This Project focuses on processing legal court decisions and is part of on-going research at New York University. This code is in development and is not ready for public release. Initially, we are using github as a version-control and development tool.
There are 4 task in general we need to do:
- embedding without citation
- embedding with citation divided into 2 class (legislation and case)
- embedding with citation divided by entry_type
- embedding with citation divided into specific case (global_level_id in .NYU_IE4 file)
Baseline paper: A Comparative Study of Classifying Legal Documents with Neural Networks
- Analyze the scotus online dataset. Try to download the label, and map them to local text.
- Replace the citation in the document with new word/tag, and build a new dictionary accordingly.
- Task 2/3: Train a word embedding using new dictionary (fastText)

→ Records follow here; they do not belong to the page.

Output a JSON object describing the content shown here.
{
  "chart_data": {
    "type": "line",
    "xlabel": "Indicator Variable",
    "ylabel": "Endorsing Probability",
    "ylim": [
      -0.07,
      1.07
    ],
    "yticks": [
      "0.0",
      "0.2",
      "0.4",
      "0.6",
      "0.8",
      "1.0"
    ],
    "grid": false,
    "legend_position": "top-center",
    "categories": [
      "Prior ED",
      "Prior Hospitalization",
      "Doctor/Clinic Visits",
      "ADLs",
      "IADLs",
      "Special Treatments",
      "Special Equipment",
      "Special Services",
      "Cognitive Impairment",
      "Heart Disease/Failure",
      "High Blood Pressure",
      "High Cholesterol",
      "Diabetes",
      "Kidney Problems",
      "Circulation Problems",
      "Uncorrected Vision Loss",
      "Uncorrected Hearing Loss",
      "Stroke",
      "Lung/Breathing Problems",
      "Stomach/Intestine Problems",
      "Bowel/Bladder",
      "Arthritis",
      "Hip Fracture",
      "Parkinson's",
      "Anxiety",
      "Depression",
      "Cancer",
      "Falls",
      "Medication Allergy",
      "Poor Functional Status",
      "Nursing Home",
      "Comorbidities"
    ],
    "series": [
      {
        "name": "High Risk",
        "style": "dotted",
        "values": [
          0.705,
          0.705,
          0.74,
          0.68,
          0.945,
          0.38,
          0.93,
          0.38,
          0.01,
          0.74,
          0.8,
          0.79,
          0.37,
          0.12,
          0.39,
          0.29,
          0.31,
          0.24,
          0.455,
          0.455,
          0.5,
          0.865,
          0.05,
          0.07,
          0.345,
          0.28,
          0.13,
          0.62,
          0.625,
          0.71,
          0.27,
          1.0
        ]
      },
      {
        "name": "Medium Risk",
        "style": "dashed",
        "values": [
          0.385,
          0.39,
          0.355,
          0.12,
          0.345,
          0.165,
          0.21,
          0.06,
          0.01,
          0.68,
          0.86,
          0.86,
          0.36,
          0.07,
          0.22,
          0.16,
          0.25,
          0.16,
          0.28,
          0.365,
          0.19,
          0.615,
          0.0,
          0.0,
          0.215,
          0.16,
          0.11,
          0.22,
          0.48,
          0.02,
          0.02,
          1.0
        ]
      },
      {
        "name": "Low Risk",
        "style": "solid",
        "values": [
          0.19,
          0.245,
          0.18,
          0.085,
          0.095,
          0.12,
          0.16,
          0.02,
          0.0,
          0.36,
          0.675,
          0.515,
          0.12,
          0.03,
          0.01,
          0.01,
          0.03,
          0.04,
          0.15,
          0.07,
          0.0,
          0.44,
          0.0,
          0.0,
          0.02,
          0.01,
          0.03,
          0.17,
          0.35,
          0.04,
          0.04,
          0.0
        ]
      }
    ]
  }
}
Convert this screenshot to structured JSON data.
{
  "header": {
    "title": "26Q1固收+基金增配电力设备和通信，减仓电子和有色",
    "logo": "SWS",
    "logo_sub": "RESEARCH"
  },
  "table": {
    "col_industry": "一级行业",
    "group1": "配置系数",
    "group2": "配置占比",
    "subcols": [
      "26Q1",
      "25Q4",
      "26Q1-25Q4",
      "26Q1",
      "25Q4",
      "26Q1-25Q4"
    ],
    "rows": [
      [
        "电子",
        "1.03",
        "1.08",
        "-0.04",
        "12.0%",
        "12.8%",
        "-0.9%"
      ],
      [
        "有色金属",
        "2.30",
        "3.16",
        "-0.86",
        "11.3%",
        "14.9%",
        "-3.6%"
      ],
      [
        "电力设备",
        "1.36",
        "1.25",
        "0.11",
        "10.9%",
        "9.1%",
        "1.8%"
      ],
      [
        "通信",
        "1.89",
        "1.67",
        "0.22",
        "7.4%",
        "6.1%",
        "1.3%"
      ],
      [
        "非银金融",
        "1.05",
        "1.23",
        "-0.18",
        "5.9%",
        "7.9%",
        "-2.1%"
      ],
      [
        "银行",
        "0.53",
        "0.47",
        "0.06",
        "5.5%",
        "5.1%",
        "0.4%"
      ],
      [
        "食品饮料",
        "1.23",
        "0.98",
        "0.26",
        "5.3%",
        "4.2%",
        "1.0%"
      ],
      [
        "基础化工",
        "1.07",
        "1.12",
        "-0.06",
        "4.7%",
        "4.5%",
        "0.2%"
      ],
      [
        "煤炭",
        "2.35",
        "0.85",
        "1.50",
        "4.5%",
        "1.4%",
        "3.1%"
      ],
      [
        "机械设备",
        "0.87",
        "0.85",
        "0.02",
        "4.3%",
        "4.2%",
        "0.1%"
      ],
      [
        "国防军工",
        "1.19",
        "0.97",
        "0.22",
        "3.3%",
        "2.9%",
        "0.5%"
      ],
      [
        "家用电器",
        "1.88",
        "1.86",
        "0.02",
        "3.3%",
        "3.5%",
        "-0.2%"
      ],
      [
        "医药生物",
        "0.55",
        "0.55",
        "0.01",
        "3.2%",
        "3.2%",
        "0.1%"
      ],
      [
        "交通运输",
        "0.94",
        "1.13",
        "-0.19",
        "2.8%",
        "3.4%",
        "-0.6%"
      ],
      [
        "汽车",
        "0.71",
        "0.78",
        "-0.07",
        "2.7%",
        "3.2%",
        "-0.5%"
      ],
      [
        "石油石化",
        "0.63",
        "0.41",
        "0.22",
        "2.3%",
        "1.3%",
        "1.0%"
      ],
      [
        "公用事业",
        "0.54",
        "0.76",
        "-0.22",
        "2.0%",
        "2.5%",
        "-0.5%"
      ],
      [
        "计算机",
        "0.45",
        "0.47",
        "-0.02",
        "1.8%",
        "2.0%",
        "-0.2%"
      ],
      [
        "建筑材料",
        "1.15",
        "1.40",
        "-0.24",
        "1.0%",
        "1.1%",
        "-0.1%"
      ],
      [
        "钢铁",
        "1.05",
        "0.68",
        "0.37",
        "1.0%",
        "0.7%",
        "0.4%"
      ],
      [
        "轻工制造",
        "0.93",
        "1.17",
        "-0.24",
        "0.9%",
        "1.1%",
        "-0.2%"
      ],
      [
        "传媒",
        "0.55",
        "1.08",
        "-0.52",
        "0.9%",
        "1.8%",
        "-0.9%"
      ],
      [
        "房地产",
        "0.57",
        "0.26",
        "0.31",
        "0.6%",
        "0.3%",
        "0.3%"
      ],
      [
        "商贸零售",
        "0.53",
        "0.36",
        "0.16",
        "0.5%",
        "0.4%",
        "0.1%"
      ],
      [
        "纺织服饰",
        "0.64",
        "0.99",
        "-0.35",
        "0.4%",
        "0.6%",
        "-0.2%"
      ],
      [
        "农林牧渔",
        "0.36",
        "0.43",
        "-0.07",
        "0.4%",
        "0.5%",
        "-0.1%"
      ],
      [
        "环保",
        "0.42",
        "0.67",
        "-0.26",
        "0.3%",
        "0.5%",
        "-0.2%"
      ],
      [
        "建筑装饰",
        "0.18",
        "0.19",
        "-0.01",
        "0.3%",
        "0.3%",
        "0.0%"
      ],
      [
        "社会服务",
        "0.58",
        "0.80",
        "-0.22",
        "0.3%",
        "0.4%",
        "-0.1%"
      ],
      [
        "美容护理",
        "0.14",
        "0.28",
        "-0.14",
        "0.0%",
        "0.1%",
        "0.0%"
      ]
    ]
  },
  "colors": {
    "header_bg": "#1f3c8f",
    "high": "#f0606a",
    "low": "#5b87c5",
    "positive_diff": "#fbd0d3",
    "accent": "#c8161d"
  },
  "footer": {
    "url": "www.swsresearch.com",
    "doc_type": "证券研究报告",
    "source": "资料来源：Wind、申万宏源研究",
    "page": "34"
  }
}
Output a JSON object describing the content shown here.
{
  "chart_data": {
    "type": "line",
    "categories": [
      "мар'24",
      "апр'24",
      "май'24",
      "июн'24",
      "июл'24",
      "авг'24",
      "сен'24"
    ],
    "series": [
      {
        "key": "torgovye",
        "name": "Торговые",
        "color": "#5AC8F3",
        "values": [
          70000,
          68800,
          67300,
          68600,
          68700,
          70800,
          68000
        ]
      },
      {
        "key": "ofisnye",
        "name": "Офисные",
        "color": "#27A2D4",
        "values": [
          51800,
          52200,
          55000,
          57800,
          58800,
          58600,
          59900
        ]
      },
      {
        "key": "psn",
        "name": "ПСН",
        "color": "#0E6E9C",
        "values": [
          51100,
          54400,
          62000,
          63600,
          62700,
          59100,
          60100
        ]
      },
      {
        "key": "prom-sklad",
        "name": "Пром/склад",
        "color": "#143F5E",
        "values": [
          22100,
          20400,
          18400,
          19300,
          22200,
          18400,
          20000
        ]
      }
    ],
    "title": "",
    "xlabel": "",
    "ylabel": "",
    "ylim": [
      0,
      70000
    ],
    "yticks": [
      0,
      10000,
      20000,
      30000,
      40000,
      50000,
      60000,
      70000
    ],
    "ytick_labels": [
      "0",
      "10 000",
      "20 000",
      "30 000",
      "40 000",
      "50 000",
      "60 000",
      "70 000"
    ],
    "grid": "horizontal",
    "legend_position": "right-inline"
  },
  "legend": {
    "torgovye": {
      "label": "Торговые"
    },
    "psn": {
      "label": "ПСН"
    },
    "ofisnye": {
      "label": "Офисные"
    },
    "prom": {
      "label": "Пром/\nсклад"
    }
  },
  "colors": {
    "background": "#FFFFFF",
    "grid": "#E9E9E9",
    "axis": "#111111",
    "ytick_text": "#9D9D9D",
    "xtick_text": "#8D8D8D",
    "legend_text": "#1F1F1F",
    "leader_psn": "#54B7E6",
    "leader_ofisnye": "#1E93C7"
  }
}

- Use embedding to train a classification model in different task
Scotus (with NYU_IE4): /misc/grice1/meyers/appellate_courts/scotus_output
8k Washington (with case10 and legislation10): /misc/grice1/meyers/appellate_courts/UWash_scotus_output
citation dictionary: /home/meyers/Legal_Texts/scripts_2016/scotus_c_global_table_file.tsv
corresponding citation graph: /home/meyers/Legal_Texts/scripts_2016
- Incorporate paragraph citation information.
- Connect to NYU access server first.
-
ssh -L 7000:localhost:3000 grice.cs.nyu.edu # Now we go to the grice server. screen # You must execute this line first then change the location. cd /misc/grice1/yijun/SCOTUS-Embedding jupyter notebook --ip='*' --no-browser # Then we can access jupyter by typing 'localhost:8000' in laptop.